Die folgenden Dokumente sollen allen Interessierten erlauben, sich ihr eigenes Bild von diesen grundlegenden Fragestellungen zu machen. Anstatt sich streng an vorgegebene Kategorien zu halten, sind die Quellen sechzehn wichtigen Ereigniszusammenhängen zugeordnet, die ihrerseits grob chronologisch präsentiert werden, ausgehend vom Bau der Berliner Mauer im August 1961 bis zu ihrer Infragestellung im Sommer 1989. Um der Gefahr ideologischer Voreingenommenheit zu begegnen, finden sich in der Sammlung zu besonders umstrittenen Themen Aussagen, die gegensätzliche Meinungen vertreten. Innerhalb jedes Ereigniszusammenhangs stellt die Quellenauswahl ost- und westdeutsche Beispiele gegenüber, um so deren Gemeinsamkeiten und Unterschiede hervorzuheben.
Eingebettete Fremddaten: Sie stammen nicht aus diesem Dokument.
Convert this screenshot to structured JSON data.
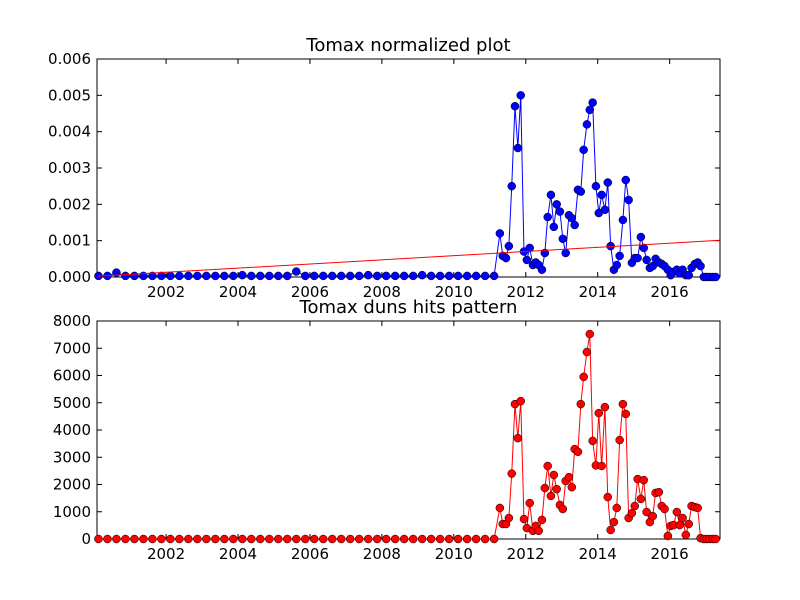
{
  "chart_data": [
    {
      "type": "line",
      "title": "Tomax normalized plot",
      "marker": true,
      "grid": false,
      "xlim": [
        2000.08,
        2017.4
      ],
      "xticks": [
        2002,
        2004,
        2006,
        2008,
        2010,
        2012,
        2014,
        2016
      ],
      "ylim": [
        0,
        0.006
      ],
      "yticks": [
        {
          "value": 0,
          "label": "0.000"
        },
        {
          "value": 0.001,
          "label": "0.001"
        },
        {
          "value": 0.002,
          "label": "0.002"
        },
        {
          "value": 0.003,
          "label": "0.003"
        },
        {
          "value": 0.004,
          "label": "0.004"
        },
        {
          "value": 0.005,
          "label": "0.005"
        },
        {
          "value": 0.006,
          "label": "0.006"
        }
      ],
      "x": [
        2000.12,
        2000.37,
        2000.62,
        2000.87,
        2001.12,
        2001.37,
        2001.62,
        2001.87,
        2002.12,
        2002.37,
        2002.62,
        2002.87,
        2003.12,
        2003.37,
        2003.62,
        2003.87,
        2004.12,
        2004.37,
        2004.62,
        2004.87,
        2005.12,
        2005.37,
        2005.62,
        2005.87,
        2006.12,
        2006.37,
        2006.62,
        2006.87,
        2007.12,
        2007.37,
        2007.62,
        2007.87,
        2008.12,
        2008.37,
        2008.62,
        2008.87,
        2009.12,
        2009.37,
        2009.62,
        2009.87,
        2010.12,
        2010.37,
        2010.62,
        2010.87,
        2011.12,
        2011.28,
        2011.36,
        2011.45,
        2011.53,
        2011.61,
        2011.7,
        2011.78,
        2011.86,
        2011.95,
        2012.03,
        2012.11,
        2012.2,
        2012.28,
        2012.36,
        2012.45,
        2012.53,
        2012.61,
        2012.7,
        2012.78,
        2012.86,
        2012.95,
        2013.03,
        2013.11,
        2013.2,
        2013.28,
        2013.36,
        2013.45,
        2013.53,
        2013.61,
        2013.7,
        2013.78,
        2013.86,
        2013.95,
        2014.03,
        2014.11,
        2014.2,
        2014.28,
        2014.36,
        2014.45,
        2014.53,
        2014.61,
        2014.7,
        2014.78,
        2014.86,
        2014.95,
        2015.03,
        2015.11,
        2015.2,
        2015.28,
        2015.36,
        2015.45,
        2015.53,
        2015.61,
        2015.7,
        2015.78,
        2015.86,
        2015.95,
        2016.03,
        2016.11,
        2016.2,
        2016.28,
        2016.36,
        2016.45,
        2016.53,
        2016.61,
        2016.7,
        2016.78,
        2016.86,
        2016.95,
        2017.03,
        2017.11,
        2017.2,
        2017.28
      ],
      "series": [
        {
          "color": "#0000ff",
          "values": [
            3e-05,
            3e-05,
            0.00012,
            3e-05,
            3e-05,
            3e-05,
            3e-05,
            3e-05,
            3e-05,
            3e-05,
            3e-05,
            3e-05,
            3e-05,
            3e-05,
            3e-05,
            3e-05,
            5e-05,
            3e-05,
            3e-05,
            3e-05,
            3e-05,
            3e-05,
            0.00015,
            3e-05,
            3e-05,
            3e-05,
            3e-05,
            3e-05,
            3e-05,
            3e-05,
            5e-05,
            3e-05,
            3e-05,
            3e-05,
            3e-05,
            3e-05,
            5e-05,
            3e-05,
            3e-05,
            3e-05,
            3e-05,
            3e-05,
            3e-05,
            3e-05,
            3e-05,
            0.0012,
            0.00058,
            0.00052,
            0.00085,
            0.0025,
            0.0047,
            0.00355,
            0.005,
            0.0007,
            0.00047,
            0.0008,
            0.00033,
            0.0004,
            0.00033,
            0.0002,
            0.00066,
            0.00165,
            0.00226,
            0.00138,
            0.002,
            0.0018,
            0.00105,
            0.00066,
            0.0017,
            0.00162,
            0.00143,
            0.0024,
            0.00235,
            0.0035,
            0.0042,
            0.0046,
            0.0048,
            0.0025,
            0.00176,
            0.00226,
            0.00185,
            0.0026,
            0.00085,
            0.0002,
            0.00033,
            0.00058,
            0.00157,
            0.00267,
            0.00212,
            0.00039,
            0.00052,
            0.00052,
            0.0011,
            0.0008,
            0.00047,
            0.00025,
            0.0003,
            0.0005,
            0.0004,
            0.00036,
            0.0003,
            0.0002,
            5e-05,
            0.00014,
            0.0002,
            0.0001,
            0.0002,
            5e-05,
            5e-05,
            0.00025,
            0.00036,
            0.0004,
            0.0003,
            0,
            0,
            0,
            0,
            0
          ]
        }
      ],
      "trend_line": {
        "color": "#ff0000",
        "x": [
          2000.08,
          2017.4
        ],
        "values": [
          2e-05,
          0.00101
        ]
      }
    },
    {
      "type": "line",
      "title": "Tomax duns hits pattern",
      "marker": true,
      "grid": false,
      "xlim": [
        2000.08,
        2017.4
      ],
      "xticks": [
        2002,
        2004,
        2006,
        2008,
        2010,
        2012,
        2014,
        2016
      ],
      "ylim": [
        0,
        8000
      ],
      "yticks": [
        0,
        1000,
        2000,
        3000,
        4000,
        5000,
        6000,
        7000,
        8000
      ],
      "x": [
        2000.12,
        2000.37,
        2000.62,
        2000.87,
        2001.12,
        2001.37,
        2001.62,
        2001.87,
        2002.12,
        2002.37,
        2002.62,
        2002.87,
        2003.12,
        2003.37,
        2003.62,
        2003.87,
        2004.12,
        2004.37,
        2004.62,
        2004.87,
        2005.12,
        2005.37,
        2005.62,
        2005.87,
        2006.12,
        2006.37,
        2006.62,
        2006.87,
        2007.12,
        2007.37,
        2007.62,
        2007.87,
        2008.12,
        2008.37,
        2008.62,
        2008.87,
        2009.12,
        2009.37,
        2009.62,
        2009.87,
        2010.12,
        2010.37,
        2010.62,
        2010.87,
        2011.12,
        2011.28,
        2011.36,
        2011.45,
        2011.53,
        2011.61,
        2011.7,
        2011.78,
        2011.86,
        2011.95,
        2012.03,
        2012.11,
        2012.2,
        2012.28,
        2012.36,
        2012.45,
        2012.53,
        2012.61,
        2012.7,
        2012.78,
        2012.86,
        2012.95,
        2013.03,
        2013.11,
        2013.2,
        2013.28,
        2013.36,
        2013.45,
        2013.53,
        2013.61,
        2013.7,
        2013.78,
        2013.86,
        2013.95,
        2014.03,
        2014.11,
        2014.2,
        2014.28,
        2014.36,
        2014.45,
        2014.53,
        2014.61,
        2014.7,
        2014.78,
        2014.86,
        2014.95,
        2015.03,
        2015.11,
        2015.2,
        2015.28,
        2015.36,
        2015.45,
        2015.53,
        2015.61,
        2015.7,
        2015.78,
        2015.86,
        2015.95,
        2016.03,
        2016.11,
        2016.2,
        2016.28,
        2016.36,
        2016.45,
        2016.53,
        2016.61,
        2016.7,
        2016.78,
        2016.86,
        2016.95,
        2017.03,
        2017.11,
        2017.2,
        2017.28
      ],
      "series": [
        {
          "color": "#ff0000",
          "values": [
            0,
            0,
            0,
            0,
            0,
            0,
            0,
            0,
            0,
            0,
            0,
            0,
            0,
            0,
            0,
            0,
            0,
            0,
            0,
            0,
            0,
            0,
            0,
            0,
            0,
            0,
            0,
            0,
            0,
            0,
            0,
            0,
            0,
            0,
            0,
            0,
            0,
            0,
            0,
            0,
            0,
            0,
            0,
            0,
            0,
            1140,
            550,
            550,
            770,
            2400,
            4950,
            3700,
            5060,
            730,
            400,
            1320,
            300,
            480,
            300,
            700,
            1870,
            2680,
            1580,
            2350,
            1830,
            1250,
            1100,
            2130,
            2270,
            1900,
            3300,
            3200,
            4950,
            5950,
            6860,
            7520,
            3600,
            2700,
            4620,
            2680,
            4840,
            1540,
            330,
            620,
            1140,
            3630,
            4950,
            4590,
            770,
            950,
            1210,
            2200,
            1470,
            2160,
            990,
            620,
            840,
            1690,
            1720,
            1210,
            1100,
            110,
            480,
            510,
            990,
            510,
            770,
            150,
            550,
            1210,
            1170,
            1140,
            30,
            0,
            0,
            0,
            0,
            0
          ]
        }
      ]
    }
  ]
}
Aufgrund des historischen Erfolgs des westlichen Modells wird den Ereignissen in der Bundesrepublik jedoch mehr Platz eingeräumt als der DDR. Schließlich möchte dieser Band ein breit gefächertes Bild von den Ereignissen und ihrer Bewertung präsentieren, ausgehend von den internationalen Beziehungen und der Innenpolitik, aber unter Einbeziehung von Wirtschaft, Gesellschaft und Kultur, um die schwierige Wahl des thematischen Fokus durch die Präsentation einer großen Bandbreite verschiedener Quellenmaterialien zu erleichtern.



(7) Heinrich-August Winkler, Der lange Weg nach Westen (München, 2000), 2 Bde.; Konrad H. Jarausch und Hannes Siegrist, Hg., Amerikanisierung und Sowjetisierung in Deutschland 1945-1970 (Frankfurt am Main, 1997).
(8) Andreas Rödder, Die Bundesrepublik Deutschland 1969-1990 (München, 2004).